Companies borrow funds from banks, financial institutions and other companies in the form of loans to meet their monetary requirements. The moneylender requires security against the loan and thus, the borrower creates a charge on the assets or pledge on the property. Fixed and floating costs are often discussed in this context. Before you understand charge creation, you should know the difference between two types of charge.

Comparative chart

Basis for comparison Fixed rate Floating charge
SenseThe fixed cost refers to a charge that can be verified with a specific asset during its creation.The floating charge refers to a charge that is created on circulatory activities.
Charge recordingvolunteerobligatory
What is it?A legal charge.A fair charge.
Resource typeNon-current assetPatrimonial situation
Manage activitiesThe company does not have the right to deal with the owner, but with some exceptions.The company can use or manage assets until crystallization.

Fixed rate definition

Fixed Charge defined as a privilege or a mortgage created on specific and identifiable fixed assets such as land and buildings, plants and machinery, intangible assets, i.e. trademarks, goodwill, copyright, patent and so on against the loan. The charge covers all those activities that are not normally sold by the company. was created to guarantee debt repayment.

In this type of agreement, the unique feature that after the creation of a position the lender has full control of the collateral asset and that the company (borrower) remains with the possession of the asset. Therefore, if the company wishes to sell, transfer or dispose of the asset, the lender's prior approval must be taken or all quotas must be unloaded first.

Definition of floating charge

The privilege or mortgage that is not specific to any asset of the company known as Floating Charge.
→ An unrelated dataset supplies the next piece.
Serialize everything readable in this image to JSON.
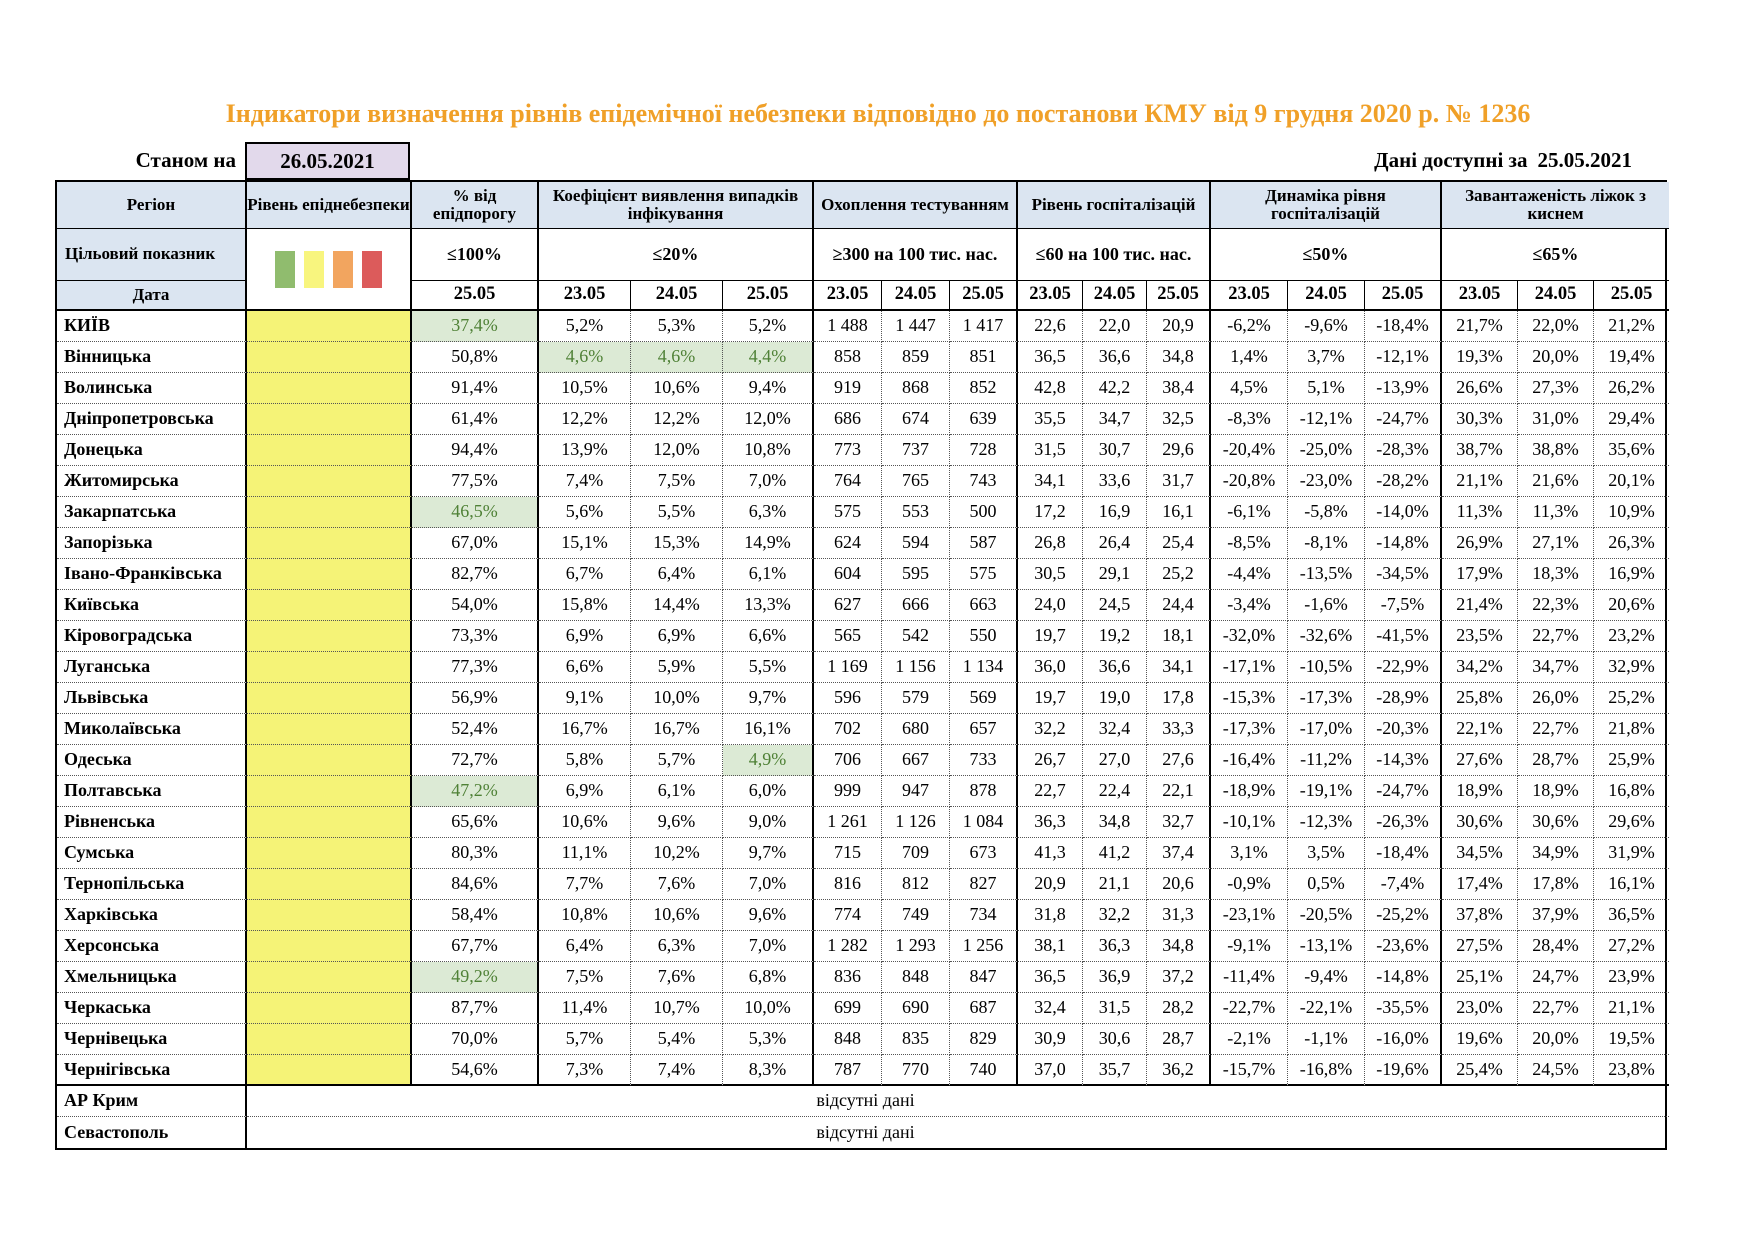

The dynamic charge in which the quantity and value of the asset change periodically. used as a mechanism to guarantee the repayment of a loan. It covers assets such as shares, debtors, vehicles not covered by a fixed charge and so on.

In this type of agreement the company (borrower) has the right to sell, transfer or dispose of the asset, in the normal course of business. Therefore, no prior authorization is required from the creditor and there is also no obligation to pay off the shares first.
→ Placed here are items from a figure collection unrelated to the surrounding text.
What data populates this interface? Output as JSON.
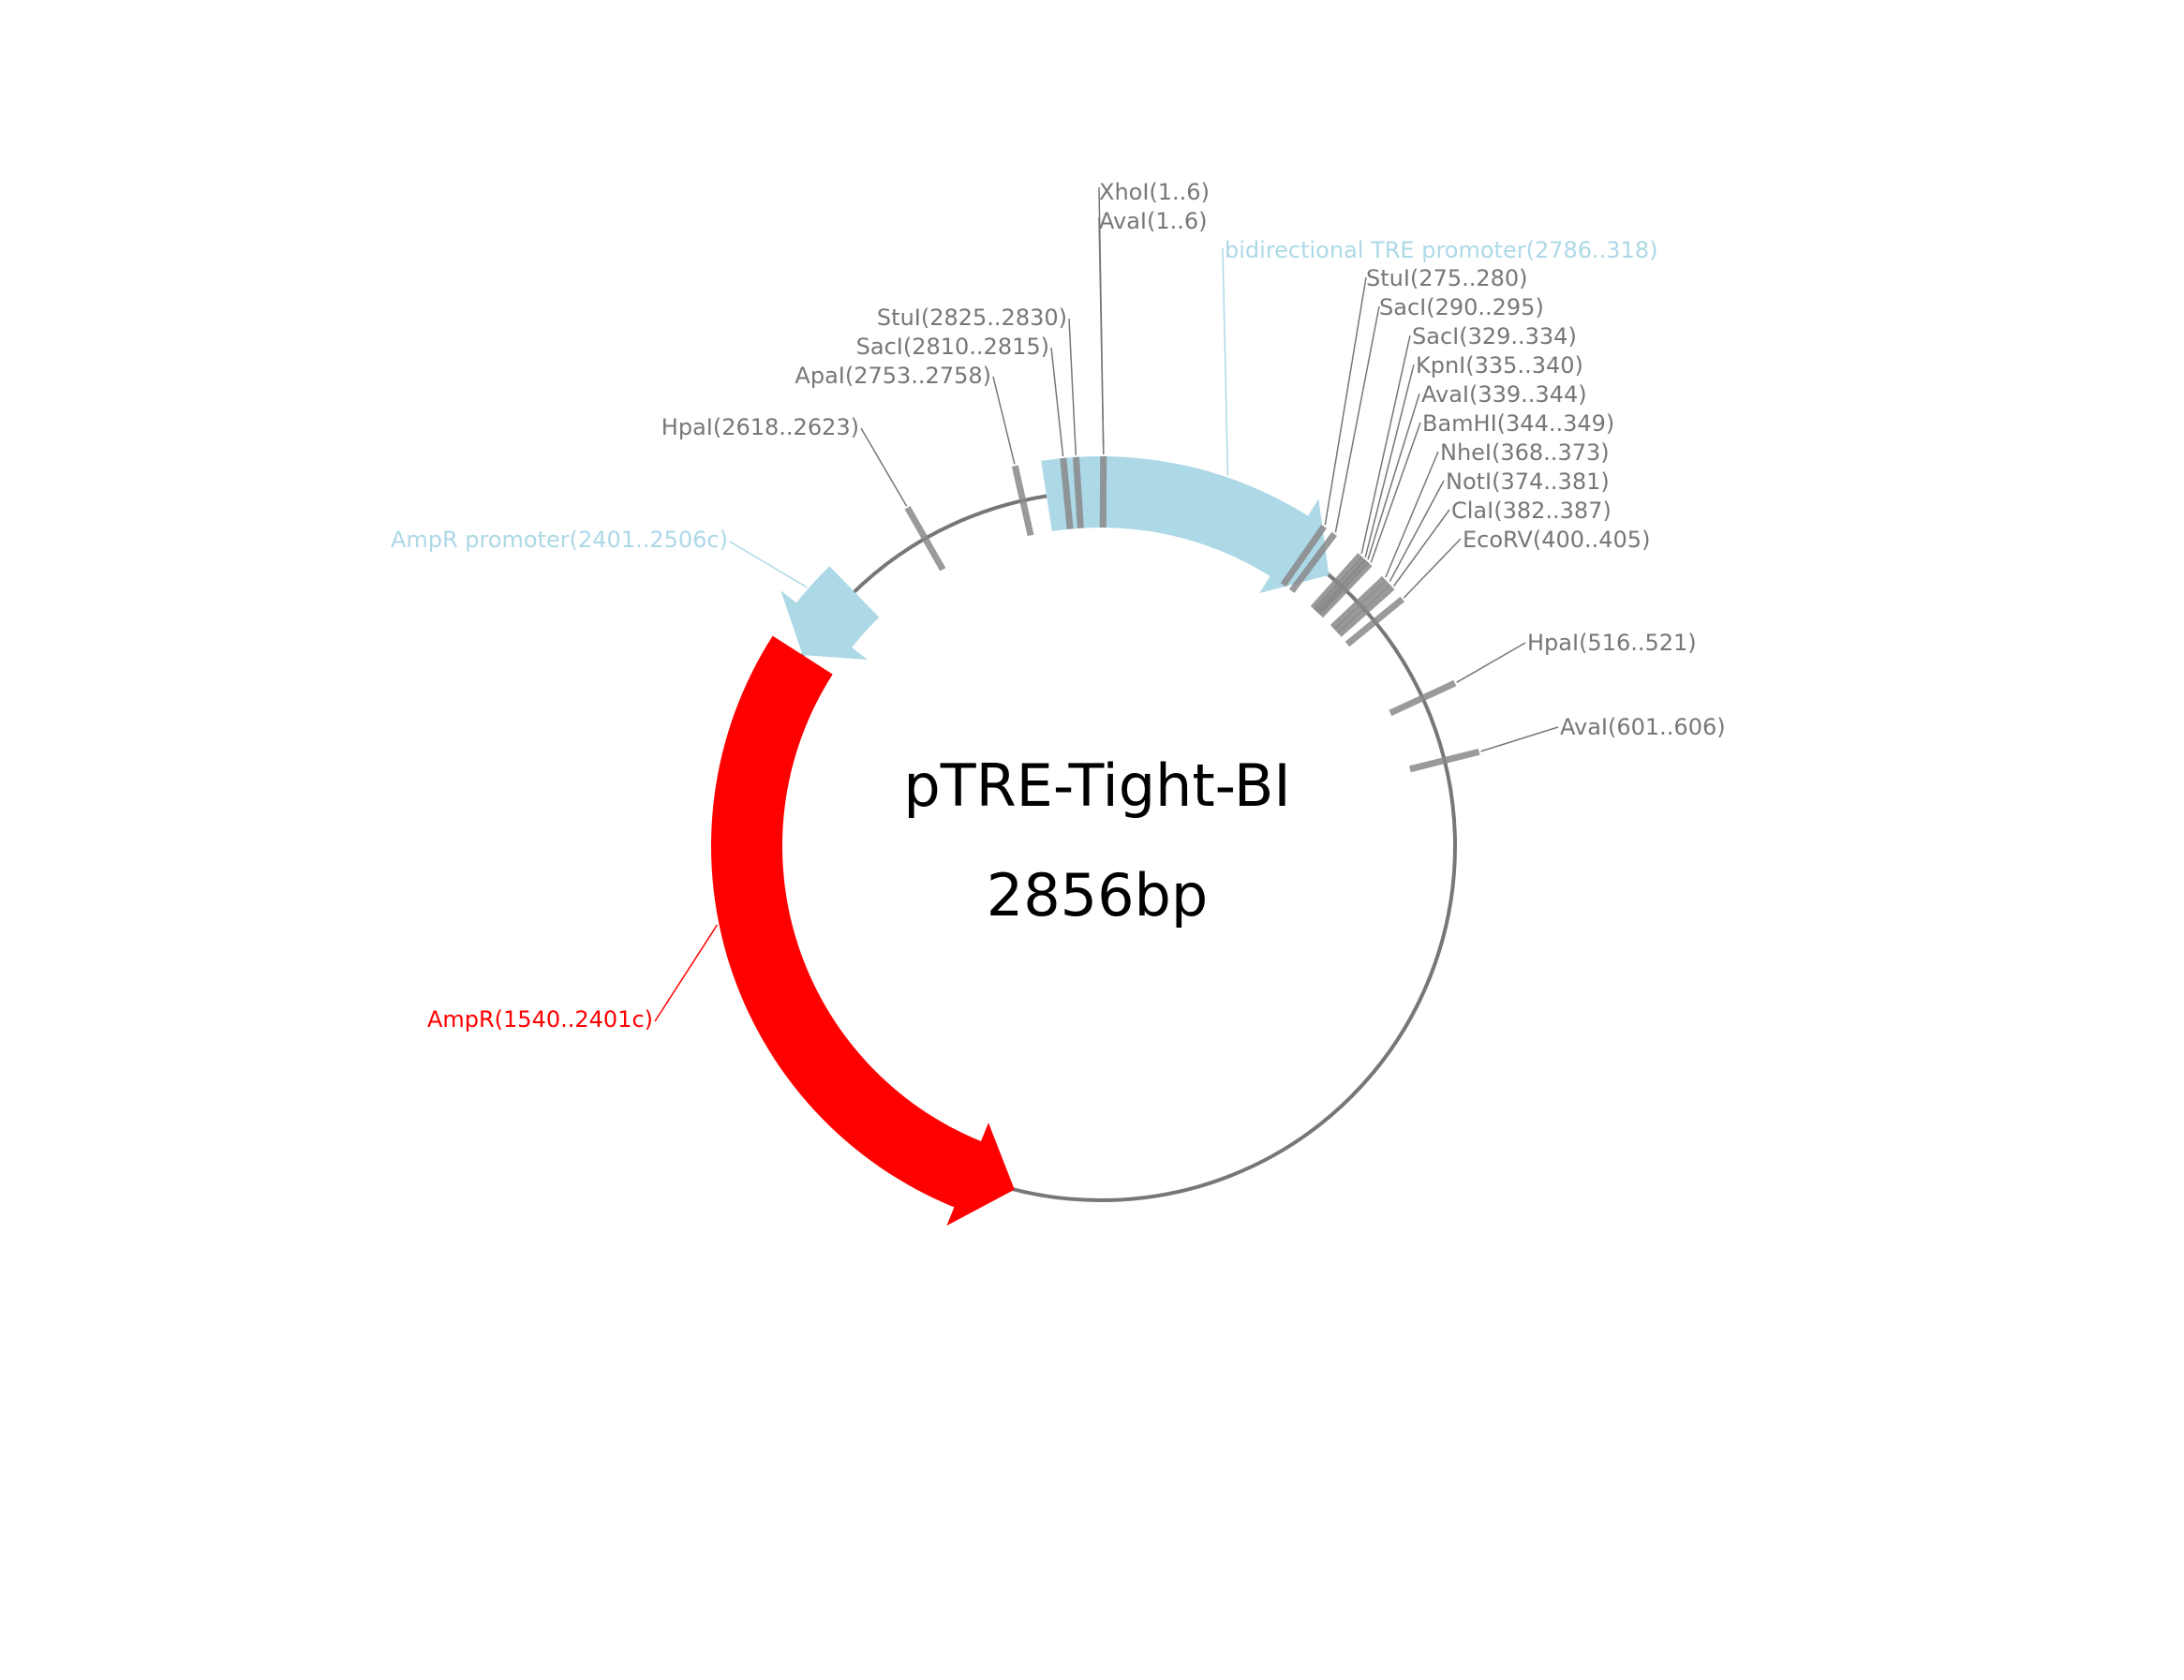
{
  "plasmid": {
    "name": "pTRE-Tight-BI",
    "length_label": "2856bp",
    "length": 2856
  },
  "colors": {
    "backbone": "#777777",
    "site": "#888888",
    "promoter": "#add8e6",
    "gene": "#ff0000"
  },
  "features": [
    {
      "id": "bidirectional-tre-promoter",
      "label": "bidirectional TRE promoter(2786..318)",
      "start": 2786,
      "end": 318,
      "strand": 1,
      "color": "#add8e6",
      "kind": "promoter"
    },
    {
      "id": "ampr-promoter",
      "label": "AmpR promoter(2401..2506c)",
      "start": 2401,
      "end": 2506,
      "strand": -1,
      "color": "#add8e6",
      "kind": "promoter"
    },
    {
      "id": "ampr",
      "label": "AmpR(1540..2401c)",
      "start": 1540,
      "end": 2401,
      "strand": -1,
      "color": "#ff0000",
      "kind": "gene"
    }
  ],
  "sites": [
    {
      "id": "xhoi-1",
      "label": "XhoI(1..6)",
      "pos": 3
    },
    {
      "id": "avai-1",
      "label": "AvaI(1..6)",
      "pos": 3
    },
    {
      "id": "stui-275",
      "label": "StuI(275..280)",
      "pos": 277
    },
    {
      "id": "saci-290",
      "label": "SacI(290..295)",
      "pos": 292
    },
    {
      "id": "saci-329",
      "label": "SacI(329..334)",
      "pos": 331
    },
    {
      "id": "kpni-335",
      "label": "KpnI(335..340)",
      "pos": 337
    },
    {
      "id": "avai-339",
      "label": "AvaI(339..344)",
      "pos": 341
    },
    {
      "id": "bamhi-344",
      "label": "BamHI(344..349)",
      "pos": 346
    },
    {
      "id": "nhei-368",
      "label": "NheI(368..373)",
      "pos": 370
    },
    {
      "id": "noti-374",
      "label": "NotI(374..381)",
      "pos": 377
    },
    {
      "id": "clai-382",
      "label": "ClaI(382..387)",
      "pos": 384
    },
    {
      "id": "ecorv-400",
      "label": "EcoRV(400..405)",
      "pos": 402
    },
    {
      "id": "hpai-516",
      "label": "HpaI(516..521)",
      "pos": 518
    },
    {
      "id": "avai-601",
      "label": "AvaI(601..606)",
      "pos": 603
    },
    {
      "id": "stui-2825",
      "label": "StuI(2825..2830)",
      "pos": 2827
    },
    {
      "id": "saci-2810",
      "label": "SacI(2810..2815)",
      "pos": 2812
    },
    {
      "id": "apai-2753",
      "label": "ApaI(2753..2758)",
      "pos": 2755
    },
    {
      "id": "hpai-2618",
      "label": "HpaI(2618..2623)",
      "pos": 2620
    }
  ]
}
The conversion of the floating charge into a fixed charge known as crystallization, as a result of which security is no longer floating security. Occurs when:

  • The company is running out.
  • The company ceases to exist in the future.
  • The court appoints the receiver.
  • The company has defaulted on payment and the creditor has taken action against it to recover debts.
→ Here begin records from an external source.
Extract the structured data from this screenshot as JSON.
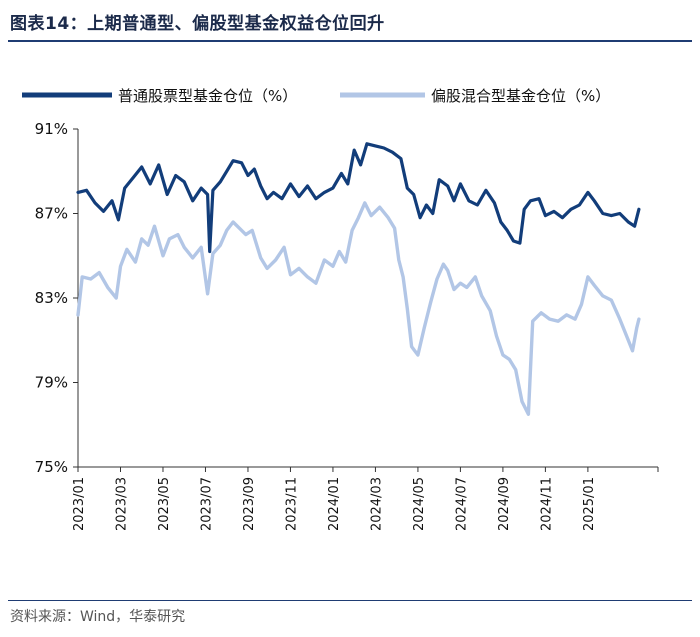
{
  "figure": {
    "title": "图表14：上期普通型、偏股型基金权益仓位回升",
    "source": "资料来源：Wind，华泰研究"
  },
  "colors": {
    "series1": "#123d7a",
    "series2": "#b2c6e6",
    "axis": "#333333",
    "rule": "#1f3c73"
  },
  "chart_data": {
    "type": "line",
    "title": "",
    "xlabel": "",
    "ylabel": "",
    "ylim": [
      75,
      91
    ],
    "yticks": [
      "75%",
      "79%",
      "83%",
      "87%",
      "91%"
    ],
    "ytick_values": [
      75,
      79,
      83,
      87,
      91
    ],
    "x_range_months": [
      0,
      27.3
    ],
    "xticks": [
      "2023/01",
      "2023/03",
      "2023/05",
      "2023/07",
      "2023/09",
      "2023/11",
      "2024/01",
      "2024/03",
      "2024/05",
      "2024/07",
      "2024/09",
      "2024/11",
      "2025/01"
    ],
    "xtick_months": [
      0,
      2,
      4,
      6,
      8,
      10,
      12,
      14,
      16,
      18,
      20,
      22,
      24
    ],
    "legend_position": "top",
    "series": [
      {
        "name": "普通股票型基金仓位（%）",
        "color": "#123d7a",
        "points": [
          [
            0.0,
            88.0
          ],
          [
            0.4,
            88.1
          ],
          [
            0.8,
            87.5
          ],
          [
            1.2,
            87.1
          ],
          [
            1.6,
            87.6
          ],
          [
            1.9,
            86.7
          ],
          [
            2.2,
            88.2
          ],
          [
            2.6,
            88.7
          ],
          [
            3.0,
            89.2
          ],
          [
            3.4,
            88.4
          ],
          [
            3.8,
            89.3
          ],
          [
            4.2,
            87.9
          ],
          [
            4.6,
            88.8
          ],
          [
            5.0,
            88.5
          ],
          [
            5.4,
            87.6
          ],
          [
            5.8,
            88.2
          ],
          [
            6.1,
            87.9
          ],
          [
            6.2,
            85.2
          ],
          [
            6.35,
            88.1
          ],
          [
            6.7,
            88.5
          ],
          [
            7.0,
            89.0
          ],
          [
            7.3,
            89.5
          ],
          [
            7.7,
            89.4
          ],
          [
            8.0,
            88.8
          ],
          [
            8.3,
            89.1
          ],
          [
            8.6,
            88.3
          ],
          [
            8.9,
            87.7
          ],
          [
            9.2,
            88.0
          ],
          [
            9.6,
            87.7
          ],
          [
            10.0,
            88.4
          ],
          [
            10.4,
            87.8
          ],
          [
            10.8,
            88.3
          ],
          [
            11.2,
            87.7
          ],
          [
            11.6,
            88.0
          ],
          [
            12.0,
            88.2
          ],
          [
            12.4,
            88.9
          ],
          [
            12.7,
            88.4
          ],
          [
            13.0,
            90.0
          ],
          [
            13.3,
            89.3
          ],
          [
            13.6,
            90.3
          ],
          [
            14.0,
            90.2
          ],
          [
            14.4,
            90.1
          ],
          [
            14.8,
            89.9
          ],
          [
            15.2,
            89.6
          ],
          [
            15.5,
            88.2
          ],
          [
            15.8,
            87.9
          ],
          [
            16.1,
            86.8
          ],
          [
            16.4,
            87.4
          ],
          [
            16.7,
            87.0
          ],
          [
            17.0,
            88.6
          ],
          [
            17.4,
            88.3
          ],
          [
            17.7,
            87.6
          ],
          [
            18.0,
            88.4
          ],
          [
            18.4,
            87.6
          ],
          [
            18.8,
            87.4
          ],
          [
            19.2,
            88.1
          ],
          [
            19.6,
            87.5
          ],
          [
            19.9,
            86.6
          ],
          [
            20.2,
            86.2
          ],
          [
            20.5,
            85.7
          ],
          [
            20.8,
            85.6
          ],
          [
            21.0,
            87.2
          ],
          [
            21.3,
            87.6
          ],
          [
            21.7,
            87.7
          ],
          [
            22.0,
            86.9
          ],
          [
            22.4,
            87.1
          ],
          [
            22.8,
            86.8
          ],
          [
            23.2,
            87.2
          ],
          [
            23.6,
            87.4
          ],
          [
            24.0,
            88.0
          ],
          [
            24.3,
            87.6
          ],
          [
            24.7,
            87.0
          ],
          [
            25.1,
            86.9
          ],
          [
            25.5,
            87.0
          ],
          [
            25.9,
            86.6
          ],
          [
            26.2,
            86.4
          ],
          [
            26.4,
            87.2
          ]
        ]
      },
      {
        "name": "偏股混合型基金仓位（%）",
        "color": "#b2c6e6",
        "points": [
          [
            0.0,
            82.2
          ],
          [
            0.2,
            84.0
          ],
          [
            0.6,
            83.9
          ],
          [
            1.0,
            84.2
          ],
          [
            1.4,
            83.5
          ],
          [
            1.8,
            83.0
          ],
          [
            2.0,
            84.5
          ],
          [
            2.3,
            85.3
          ],
          [
            2.7,
            84.7
          ],
          [
            3.0,
            85.8
          ],
          [
            3.3,
            85.5
          ],
          [
            3.6,
            86.4
          ],
          [
            4.0,
            85.0
          ],
          [
            4.3,
            85.8
          ],
          [
            4.7,
            86.0
          ],
          [
            5.0,
            85.4
          ],
          [
            5.4,
            84.9
          ],
          [
            5.8,
            85.4
          ],
          [
            6.1,
            83.2
          ],
          [
            6.35,
            85.1
          ],
          [
            6.7,
            85.5
          ],
          [
            7.0,
            86.2
          ],
          [
            7.3,
            86.6
          ],
          [
            7.6,
            86.3
          ],
          [
            7.9,
            86.0
          ],
          [
            8.2,
            86.2
          ],
          [
            8.6,
            84.9
          ],
          [
            8.9,
            84.4
          ],
          [
            9.3,
            84.8
          ],
          [
            9.7,
            85.4
          ],
          [
            10.0,
            84.1
          ],
          [
            10.4,
            84.4
          ],
          [
            10.8,
            84.0
          ],
          [
            11.2,
            83.7
          ],
          [
            11.6,
            84.8
          ],
          [
            12.0,
            84.5
          ],
          [
            12.3,
            85.2
          ],
          [
            12.6,
            84.7
          ],
          [
            12.9,
            86.2
          ],
          [
            13.2,
            86.8
          ],
          [
            13.5,
            87.5
          ],
          [
            13.8,
            86.9
          ],
          [
            14.2,
            87.3
          ],
          [
            14.6,
            86.8
          ],
          [
            14.9,
            86.3
          ],
          [
            15.1,
            84.8
          ],
          [
            15.3,
            84.0
          ],
          [
            15.5,
            82.5
          ],
          [
            15.7,
            80.7
          ],
          [
            16.0,
            80.3
          ],
          [
            16.3,
            81.6
          ],
          [
            16.6,
            82.8
          ],
          [
            16.9,
            83.9
          ],
          [
            17.2,
            84.6
          ],
          [
            17.4,
            84.3
          ],
          [
            17.7,
            83.4
          ],
          [
            18.0,
            83.7
          ],
          [
            18.3,
            83.5
          ],
          [
            18.7,
            84.0
          ],
          [
            19.0,
            83.1
          ],
          [
            19.4,
            82.4
          ],
          [
            19.7,
            81.2
          ],
          [
            20.0,
            80.3
          ],
          [
            20.3,
            80.1
          ],
          [
            20.6,
            79.6
          ],
          [
            20.9,
            78.1
          ],
          [
            21.2,
            77.5
          ],
          [
            21.4,
            81.9
          ],
          [
            21.8,
            82.3
          ],
          [
            22.2,
            82.0
          ],
          [
            22.6,
            81.9
          ],
          [
            23.0,
            82.2
          ],
          [
            23.4,
            82.0
          ],
          [
            23.7,
            82.7
          ],
          [
            24.0,
            84.0
          ],
          [
            24.3,
            83.6
          ],
          [
            24.7,
            83.1
          ],
          [
            25.1,
            82.9
          ],
          [
            25.5,
            82.0
          ],
          [
            25.9,
            81.0
          ],
          [
            26.1,
            80.5
          ],
          [
            26.3,
            81.6
          ],
          [
            26.4,
            82.0
          ]
        ]
      }
    ]
  }
}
Key differences between fixed charge and floating charge

The following are the main differences between the fixed charge and the floating charge:

  1. The charge that can easily be identified with a particular asset known as Fixed Charge. The charge that is created on resources that periodically changes the variable cost.
  2. Fixed charge of a specific nature. Unlike the dynamic floating charge.
  3. Voluntary registration of movable property, in the case of a fixed charge. Conversely, when there is a variable cost, mandatory registration regardless of the type of activity.
  4. The charge sets a legal charge while the floating rate is impartial.
  5. The fixed rate takes precedence over the mobile rate.
  6. The fixed fee covers specific, verifiable and existing assets when creating the fee. On the other hand, the mobile rate covers present or future activities.
  7. When the activity covered by a fixed fee, the company cannot manage the resource until and unless the tax holder agrees. However, in the event of a variable charge, the company can process the asset until the charge is converted to a fixed charge.


The flat fee is created on the asset, regardless of whether they are tangible or intangible. Unlike Floating Charge, which covers the company's current activities, which varies from time to time. In addition, when the borrower defaults in paying the outstanding debt, the floating fee becomes a fixed fee.